The tech giant’s lawyers also positioned Apple’s less malware-ridden ecosystem as a market alternative to Android’s mobile operating system — an option that it said would be squashed, and lessen competition for mobile devices, if it opened its software to outside players.
“The iOS environment would be turned into the equivalent or perhaps even a poor annotation of Android. And that eliminates consumer choice,” Apple’s lawyer told Gonzalez Rogers of one possible outcome discussed during the trial.
'The benevolent overlord of this ecosystem'
Epic countered the argument by pointing out that Apple has accommodated requests from the Chinese government to remove App Store content. (Epic has its own connections to China: Chinese internet megacorporation Tencent holds a 40% stake in the developer.)
Epic’s arguments during the trial also focused on Apple’s so-called ecosystem.
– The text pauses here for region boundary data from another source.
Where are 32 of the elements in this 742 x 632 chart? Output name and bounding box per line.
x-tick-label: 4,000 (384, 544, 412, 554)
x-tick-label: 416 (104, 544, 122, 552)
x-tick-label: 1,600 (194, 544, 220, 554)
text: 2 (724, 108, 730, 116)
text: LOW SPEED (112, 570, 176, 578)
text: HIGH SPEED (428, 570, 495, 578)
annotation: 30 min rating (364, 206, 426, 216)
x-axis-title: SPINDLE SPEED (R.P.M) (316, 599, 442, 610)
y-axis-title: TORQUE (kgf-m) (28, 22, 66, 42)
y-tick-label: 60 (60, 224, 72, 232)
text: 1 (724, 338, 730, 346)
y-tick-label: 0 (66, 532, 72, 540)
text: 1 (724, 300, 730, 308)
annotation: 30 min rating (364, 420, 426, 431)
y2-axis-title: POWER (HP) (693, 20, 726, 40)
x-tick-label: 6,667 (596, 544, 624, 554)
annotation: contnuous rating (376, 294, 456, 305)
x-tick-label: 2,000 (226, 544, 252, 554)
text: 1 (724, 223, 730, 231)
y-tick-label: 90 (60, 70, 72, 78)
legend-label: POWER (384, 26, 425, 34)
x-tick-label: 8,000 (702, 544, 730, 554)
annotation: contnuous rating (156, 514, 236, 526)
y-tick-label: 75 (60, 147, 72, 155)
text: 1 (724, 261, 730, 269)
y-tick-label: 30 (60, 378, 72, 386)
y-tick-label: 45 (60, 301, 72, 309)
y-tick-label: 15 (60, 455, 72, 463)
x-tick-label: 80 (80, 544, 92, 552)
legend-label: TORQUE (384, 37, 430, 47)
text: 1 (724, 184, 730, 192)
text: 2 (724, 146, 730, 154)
The developer argued that by limiting consumers’ ability to use apps bought through the App Store on Apple devices, the tech giant ensured that customers would continue to use Apple products like the iPhone, or risk losing the apps they’ve previously purchased.
“They’re the benevolent overlord of this ecosystem,” Epic’s lawyer, Gary A. Bornstein, said of Apple’s argument that its iOS is inseparable from its App Store. “Let us continue to do it without competition,” he said sarcastically, “because it’s worked out for us so far? That is not a defense under the antitrust laws.”
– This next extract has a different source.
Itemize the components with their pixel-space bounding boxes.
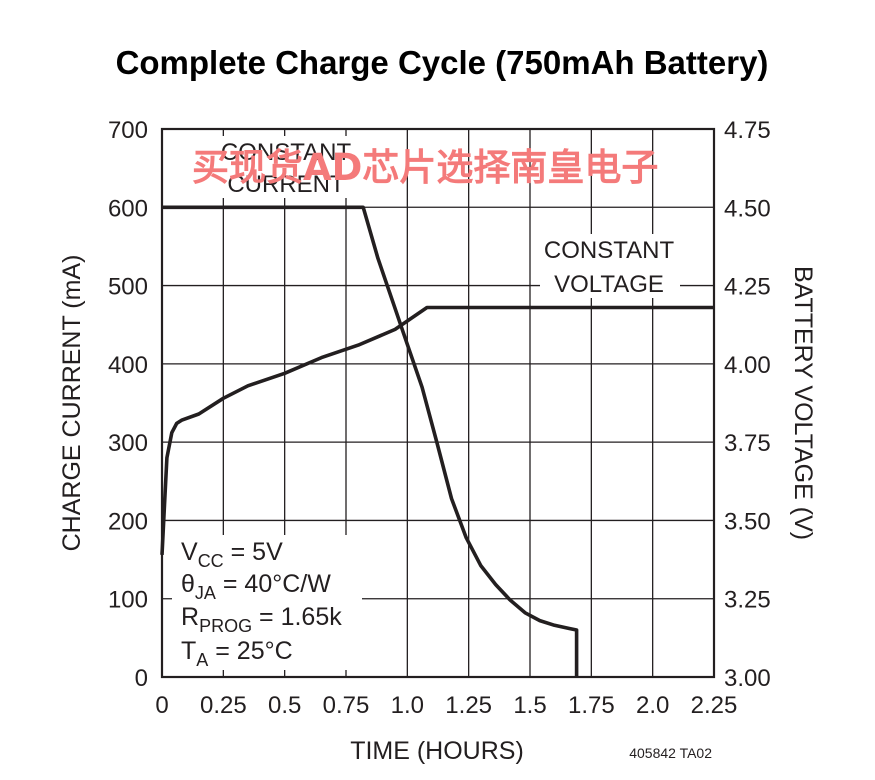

Gonzalez Rogers was, however, skeptical of how Epic’s claims in its similar antitrust case pending against Google and its Google Play store could coexist with Epic’s push for Apple to allow other app stores on the company’s devices. How, she asked, could Epic also maintain antitrust claims against Google’s Android when third-party stores are already available on the operating system?
If a hypothetical Epic Games store were to come into the App Store, Apple’s attorney argued that the situation would be unfavorable for Apple, Epic and consumers, with Epic Games having to agree to provide Apple with the code from every game it offers. “So now we have a store, within a store, within a store…”
The judge also had probing questions for Tim Cook, who made a rare court appearance on Friday. Asked about Apple’s treatment of in-app purchases, and why Apple refuses to allow app developers so much as a mention that customers can make purchases outside of the App Store, Cook said it would take away Apple’s payoff for the effort it makes in acquiring the customer.
“It would be akin to Apple down at Best Buy saying Best Buy put in a sign there, where you’re advertising that you can go across the street to the Apple store and get an iPhone,” Cook explained in an analogy offered early during his testimony.
While Wedbush analyst Dan Ives predicted that Apple would win its court battle with Epic, he pointed out that the tech giant has also faced antitrust scrutiny in both the European Union and the U.S. In October, House Democrats issued a damning report on Big Tech finding that the App Store allowed Apple to “generate supra-normal profits.”
“We continue to believe Apple comes out with a victory in this Game of Thrones battle, but clearly risks exist if the Judge goes against Apple,” Ives said. “We believe Apple winning the Epic case will remove a major overhang on the stock, although Big Tech remains in regulatory scrutiny for years to come.”